Selama republik ini berdiri, barangkali rangkaian pemilihan presiden (pilpres) pada 2019-lah yang paling gaduh lagi gemuruh. Kenapa demikian, selain pilpres di era revolusi industri 4.0 memiliki tantangan khusus yang bercirikan mudah bergejolak (volatility), ketidakpastian (uncertainty), kompleksitas (complexity), ambiguitas (ambiguity) —disingkat VUCA— juga gemuruh hoax, saling fitnah dan seterusnya. Dalam konteks ini, VUCA memberi kontribusi signifikan atas kegaduhan dimaksud sebab menantang kepercayaan diri serta membingungkan para pengambil kebijakan.

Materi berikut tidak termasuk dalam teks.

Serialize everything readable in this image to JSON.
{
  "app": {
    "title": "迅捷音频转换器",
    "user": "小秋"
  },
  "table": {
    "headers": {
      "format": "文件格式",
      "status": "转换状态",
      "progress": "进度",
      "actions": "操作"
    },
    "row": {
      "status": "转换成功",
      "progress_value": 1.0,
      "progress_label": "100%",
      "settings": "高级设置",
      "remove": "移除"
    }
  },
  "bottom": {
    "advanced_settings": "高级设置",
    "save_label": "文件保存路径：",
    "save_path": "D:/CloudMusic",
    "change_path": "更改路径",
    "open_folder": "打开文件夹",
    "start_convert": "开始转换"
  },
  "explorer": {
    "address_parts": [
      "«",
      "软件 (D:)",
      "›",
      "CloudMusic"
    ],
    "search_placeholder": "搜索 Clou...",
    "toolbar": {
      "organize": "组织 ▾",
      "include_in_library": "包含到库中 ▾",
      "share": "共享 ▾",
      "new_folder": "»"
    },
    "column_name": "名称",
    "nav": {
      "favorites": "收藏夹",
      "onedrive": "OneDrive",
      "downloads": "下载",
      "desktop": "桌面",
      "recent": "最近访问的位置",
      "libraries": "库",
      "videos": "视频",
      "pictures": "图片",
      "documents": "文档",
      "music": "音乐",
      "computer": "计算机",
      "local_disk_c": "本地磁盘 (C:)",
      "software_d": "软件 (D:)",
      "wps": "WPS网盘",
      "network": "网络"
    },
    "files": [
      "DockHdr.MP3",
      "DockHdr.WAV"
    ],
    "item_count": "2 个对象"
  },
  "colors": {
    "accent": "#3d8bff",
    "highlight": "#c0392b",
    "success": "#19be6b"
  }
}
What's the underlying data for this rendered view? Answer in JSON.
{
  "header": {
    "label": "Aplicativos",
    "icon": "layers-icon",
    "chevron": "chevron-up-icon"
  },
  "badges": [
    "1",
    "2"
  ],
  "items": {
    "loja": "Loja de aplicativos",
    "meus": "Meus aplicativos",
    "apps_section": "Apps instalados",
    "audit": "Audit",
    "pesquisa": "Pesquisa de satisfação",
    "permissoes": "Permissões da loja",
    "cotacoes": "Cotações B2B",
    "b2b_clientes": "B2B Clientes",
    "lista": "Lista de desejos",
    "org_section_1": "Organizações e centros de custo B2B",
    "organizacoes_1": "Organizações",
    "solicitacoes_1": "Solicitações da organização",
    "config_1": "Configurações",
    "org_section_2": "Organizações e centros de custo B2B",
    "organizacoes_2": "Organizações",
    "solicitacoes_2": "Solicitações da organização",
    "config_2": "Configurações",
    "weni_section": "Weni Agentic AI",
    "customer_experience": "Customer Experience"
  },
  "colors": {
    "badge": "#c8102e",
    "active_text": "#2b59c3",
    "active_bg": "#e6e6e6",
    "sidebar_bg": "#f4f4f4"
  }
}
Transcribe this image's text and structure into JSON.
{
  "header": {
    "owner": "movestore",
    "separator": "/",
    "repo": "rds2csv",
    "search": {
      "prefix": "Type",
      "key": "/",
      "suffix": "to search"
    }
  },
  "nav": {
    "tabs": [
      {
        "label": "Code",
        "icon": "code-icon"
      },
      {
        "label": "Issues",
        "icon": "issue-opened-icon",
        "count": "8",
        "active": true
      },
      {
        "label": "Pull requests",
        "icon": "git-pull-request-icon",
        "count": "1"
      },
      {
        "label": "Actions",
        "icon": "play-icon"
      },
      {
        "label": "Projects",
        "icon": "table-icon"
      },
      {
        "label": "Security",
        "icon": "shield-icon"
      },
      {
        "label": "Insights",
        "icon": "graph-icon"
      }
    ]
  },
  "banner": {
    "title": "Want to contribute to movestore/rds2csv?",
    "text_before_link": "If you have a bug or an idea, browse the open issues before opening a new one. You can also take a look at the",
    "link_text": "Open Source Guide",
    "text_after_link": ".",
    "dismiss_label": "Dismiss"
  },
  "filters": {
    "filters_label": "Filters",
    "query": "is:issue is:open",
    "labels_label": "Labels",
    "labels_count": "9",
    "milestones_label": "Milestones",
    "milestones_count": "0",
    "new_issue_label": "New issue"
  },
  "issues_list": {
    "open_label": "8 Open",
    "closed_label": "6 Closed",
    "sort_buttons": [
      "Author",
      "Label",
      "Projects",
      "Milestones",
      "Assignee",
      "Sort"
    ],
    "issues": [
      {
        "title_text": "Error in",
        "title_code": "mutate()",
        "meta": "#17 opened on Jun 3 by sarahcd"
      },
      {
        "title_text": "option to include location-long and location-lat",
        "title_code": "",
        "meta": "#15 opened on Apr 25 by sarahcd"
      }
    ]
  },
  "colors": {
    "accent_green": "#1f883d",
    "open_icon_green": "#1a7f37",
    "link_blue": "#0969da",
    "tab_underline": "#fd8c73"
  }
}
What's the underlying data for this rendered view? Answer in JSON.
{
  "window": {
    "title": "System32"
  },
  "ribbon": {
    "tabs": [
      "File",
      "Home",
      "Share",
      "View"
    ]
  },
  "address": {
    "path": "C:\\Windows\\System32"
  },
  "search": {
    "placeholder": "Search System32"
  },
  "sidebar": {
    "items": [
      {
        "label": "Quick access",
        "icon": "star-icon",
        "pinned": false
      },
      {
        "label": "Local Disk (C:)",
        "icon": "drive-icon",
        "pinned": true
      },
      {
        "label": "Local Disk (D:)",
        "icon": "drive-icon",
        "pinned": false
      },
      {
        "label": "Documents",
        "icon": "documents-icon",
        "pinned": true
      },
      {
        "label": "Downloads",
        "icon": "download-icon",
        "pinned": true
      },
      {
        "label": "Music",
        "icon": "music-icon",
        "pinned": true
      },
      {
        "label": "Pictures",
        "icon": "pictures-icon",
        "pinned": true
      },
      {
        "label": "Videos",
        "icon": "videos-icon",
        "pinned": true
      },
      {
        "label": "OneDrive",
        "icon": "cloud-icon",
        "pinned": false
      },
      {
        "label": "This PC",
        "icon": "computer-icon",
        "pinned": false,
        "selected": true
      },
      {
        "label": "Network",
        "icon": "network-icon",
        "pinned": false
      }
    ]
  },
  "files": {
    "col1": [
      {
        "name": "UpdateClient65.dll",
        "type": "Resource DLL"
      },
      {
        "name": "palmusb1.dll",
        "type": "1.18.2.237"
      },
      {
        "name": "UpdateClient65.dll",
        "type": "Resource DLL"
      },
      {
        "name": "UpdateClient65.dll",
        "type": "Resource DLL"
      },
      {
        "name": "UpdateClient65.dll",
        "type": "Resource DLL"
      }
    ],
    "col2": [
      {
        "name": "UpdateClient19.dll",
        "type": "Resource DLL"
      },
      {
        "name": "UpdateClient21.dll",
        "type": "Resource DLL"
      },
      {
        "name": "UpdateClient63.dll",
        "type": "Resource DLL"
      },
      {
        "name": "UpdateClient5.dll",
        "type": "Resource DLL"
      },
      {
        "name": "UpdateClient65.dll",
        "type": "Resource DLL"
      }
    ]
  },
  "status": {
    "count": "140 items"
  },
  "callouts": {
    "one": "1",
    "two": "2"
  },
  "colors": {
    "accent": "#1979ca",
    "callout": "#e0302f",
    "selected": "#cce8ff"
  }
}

Yang paling membuat gelisah ialah bahwa pesta demokrasi terkesan seperti “alat pembelah” bangsa baik di tataran elit, marketing, kelas menengah, buzzer apalagi, akar rumput, bahkan sampai ke dapur – dapur rumah tangga warga. Tanpa disadari, ada polarisasi (sosial) dan social enclave di masyarakat. Bahkan hingga hari ini — polarisasi terus berjalan secara sistematis dan masive.
Bagaimana modusnya?
Yang kerap terjadi ialah perang narasi antara kedua kubu/para pihak. Perang narasi di sini, bukanlah adu argumen secara formal dengan data, rujukan ilmiah, ataupun adanya preseden dan lain-lain. Tetapi sifat peperangan narasi tadi cenderung imajiner lagi tidak etis, atau semacam personal attack. Bully, misalnya, atau hoax, ejekan, bahkan fitnah. Si Anu didukung kelompok radikal ingin mendirikan khilafah, misalnya, dia itu pelanggar HAM. Atau, si B didukung para pemilik modal, nanti habis negeri ini dijual kepada pemodal. Itu contoh-contoh kecil narasi imajiner yang kerap muncul di ruang publik terutama di medsos dan media daring abal-abal.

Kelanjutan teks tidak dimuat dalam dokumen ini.